Leneuoti Tuaua, one of the plaintiffs in a case for birthright citizenship in American Samoa that's currently before the Supreme Court, wrote an op-ed in Samoa News back in 2012 laying out what that means for everyday life:
"We are treated differently when traveling abroad to places like independent Samoa, we face greater difficulties when sponsoring foreign national family members to immigrate to or visit the mainland United States, we are ineligible for certain jobs at the state and federal level, and we are denied the right to vote in every state. If we are equal in times of war to serve in the U.S Armed Forces, we should be equal to others born in the United States when it comes to citizenship."
But not all residents of this 55,000-person cluster of Pacific islands are behind the push for birthright citizenship, which has been hotly contested since well before the current case. Many American Samoans worry that it might unravel fa'asamoa, or the Samoan way. Fa'asamoa rests on an extended familial system called agai and communally held land controlled by a chief, called a matai.
Sean Morrison, former president of the American Samoa Bar Association, laid out the concerns in a paper for the Hastings Constitutional Law review.
"The communal land and matai systems are such pillars of the cultural system that there is a widespread fear that any change to the political structure may affect their durability. Once the system of land ownership is put in jeopardy, 'the whole fiber, the whole pattern of the Samoan way of life will be forever destroyed.' ... Similarly, a threat to the matai hierarchy would undermine the very social fabric of the nation, which would in turn dissolve the aiga."
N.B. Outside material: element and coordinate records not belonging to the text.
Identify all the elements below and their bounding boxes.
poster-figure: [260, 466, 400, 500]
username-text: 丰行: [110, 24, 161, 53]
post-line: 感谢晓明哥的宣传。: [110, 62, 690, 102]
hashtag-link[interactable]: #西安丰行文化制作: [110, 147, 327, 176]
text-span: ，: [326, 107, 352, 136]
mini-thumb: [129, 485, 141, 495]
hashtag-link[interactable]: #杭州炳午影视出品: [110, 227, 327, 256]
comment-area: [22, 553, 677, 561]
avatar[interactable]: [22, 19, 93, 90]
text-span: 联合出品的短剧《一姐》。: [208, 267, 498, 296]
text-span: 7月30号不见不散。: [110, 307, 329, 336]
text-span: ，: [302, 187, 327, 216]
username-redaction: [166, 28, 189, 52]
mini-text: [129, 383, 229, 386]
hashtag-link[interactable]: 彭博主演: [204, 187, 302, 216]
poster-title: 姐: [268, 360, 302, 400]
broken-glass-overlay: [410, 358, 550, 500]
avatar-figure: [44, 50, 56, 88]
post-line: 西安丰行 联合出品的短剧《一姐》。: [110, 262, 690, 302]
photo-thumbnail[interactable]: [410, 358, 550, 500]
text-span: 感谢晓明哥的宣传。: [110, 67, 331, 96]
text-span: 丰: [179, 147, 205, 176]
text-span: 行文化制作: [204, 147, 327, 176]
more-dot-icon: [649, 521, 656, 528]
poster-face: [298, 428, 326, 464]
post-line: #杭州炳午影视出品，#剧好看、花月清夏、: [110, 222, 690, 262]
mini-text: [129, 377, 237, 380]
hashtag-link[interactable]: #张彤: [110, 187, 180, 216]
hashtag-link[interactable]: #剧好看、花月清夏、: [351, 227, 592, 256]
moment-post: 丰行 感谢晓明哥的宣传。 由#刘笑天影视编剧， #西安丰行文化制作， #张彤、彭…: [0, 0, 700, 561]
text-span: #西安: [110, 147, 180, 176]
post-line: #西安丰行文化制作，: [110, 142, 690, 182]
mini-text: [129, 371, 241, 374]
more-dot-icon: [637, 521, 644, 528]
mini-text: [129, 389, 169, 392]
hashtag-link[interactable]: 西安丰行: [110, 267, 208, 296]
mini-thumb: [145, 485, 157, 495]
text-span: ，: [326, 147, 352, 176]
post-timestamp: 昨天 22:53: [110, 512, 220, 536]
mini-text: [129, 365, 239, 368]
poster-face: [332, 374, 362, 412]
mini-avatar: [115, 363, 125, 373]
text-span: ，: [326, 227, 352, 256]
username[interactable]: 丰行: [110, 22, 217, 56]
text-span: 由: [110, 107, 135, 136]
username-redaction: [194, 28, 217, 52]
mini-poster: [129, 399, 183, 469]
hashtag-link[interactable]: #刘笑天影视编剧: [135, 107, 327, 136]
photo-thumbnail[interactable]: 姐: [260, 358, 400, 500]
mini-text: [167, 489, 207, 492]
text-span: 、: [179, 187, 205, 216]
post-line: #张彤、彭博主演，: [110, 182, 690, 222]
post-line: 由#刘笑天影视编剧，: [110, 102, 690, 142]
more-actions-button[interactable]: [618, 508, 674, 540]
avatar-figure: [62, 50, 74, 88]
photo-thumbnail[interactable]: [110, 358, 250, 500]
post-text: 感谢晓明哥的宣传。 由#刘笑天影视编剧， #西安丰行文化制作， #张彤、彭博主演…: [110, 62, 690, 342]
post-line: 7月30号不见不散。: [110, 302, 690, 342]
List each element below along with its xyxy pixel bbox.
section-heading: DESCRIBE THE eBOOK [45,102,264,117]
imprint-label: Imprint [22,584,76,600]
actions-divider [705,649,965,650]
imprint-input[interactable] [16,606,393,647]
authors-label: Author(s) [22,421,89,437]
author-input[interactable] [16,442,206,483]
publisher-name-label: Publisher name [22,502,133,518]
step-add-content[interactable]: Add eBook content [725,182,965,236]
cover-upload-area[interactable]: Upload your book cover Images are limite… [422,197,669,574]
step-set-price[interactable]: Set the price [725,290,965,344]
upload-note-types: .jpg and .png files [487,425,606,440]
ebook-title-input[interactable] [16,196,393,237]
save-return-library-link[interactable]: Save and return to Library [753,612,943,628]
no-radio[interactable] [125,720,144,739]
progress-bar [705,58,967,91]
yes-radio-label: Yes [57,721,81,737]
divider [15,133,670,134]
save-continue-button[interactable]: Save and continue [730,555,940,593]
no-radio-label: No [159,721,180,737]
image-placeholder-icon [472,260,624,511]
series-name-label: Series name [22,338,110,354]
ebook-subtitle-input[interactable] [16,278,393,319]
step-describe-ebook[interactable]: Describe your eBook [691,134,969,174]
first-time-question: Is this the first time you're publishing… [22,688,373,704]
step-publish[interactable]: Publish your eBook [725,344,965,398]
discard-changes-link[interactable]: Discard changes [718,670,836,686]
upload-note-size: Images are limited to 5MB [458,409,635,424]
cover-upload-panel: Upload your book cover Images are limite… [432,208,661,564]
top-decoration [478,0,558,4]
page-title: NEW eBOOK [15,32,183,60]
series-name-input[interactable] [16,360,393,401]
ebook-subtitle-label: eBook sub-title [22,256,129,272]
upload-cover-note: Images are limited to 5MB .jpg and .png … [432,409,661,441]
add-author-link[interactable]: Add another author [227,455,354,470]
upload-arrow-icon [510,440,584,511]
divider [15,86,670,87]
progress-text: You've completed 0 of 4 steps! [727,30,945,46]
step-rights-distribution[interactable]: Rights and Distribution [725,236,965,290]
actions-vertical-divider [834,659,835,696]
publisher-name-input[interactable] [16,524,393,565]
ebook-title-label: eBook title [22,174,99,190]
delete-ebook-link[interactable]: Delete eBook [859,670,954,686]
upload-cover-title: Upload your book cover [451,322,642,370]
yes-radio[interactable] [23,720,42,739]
According to Morrison, many on the island feel that American influence in Samoa had already brought a host of changes, like a population boom and more unhealthful food and lifestyles. "Culture is so important to the people of American Samoa that they have fought hard to shield it from foreign erosion," he wrote. "In so doing, they have potentially given up many rights and benefits for which they would otherwise be eligible."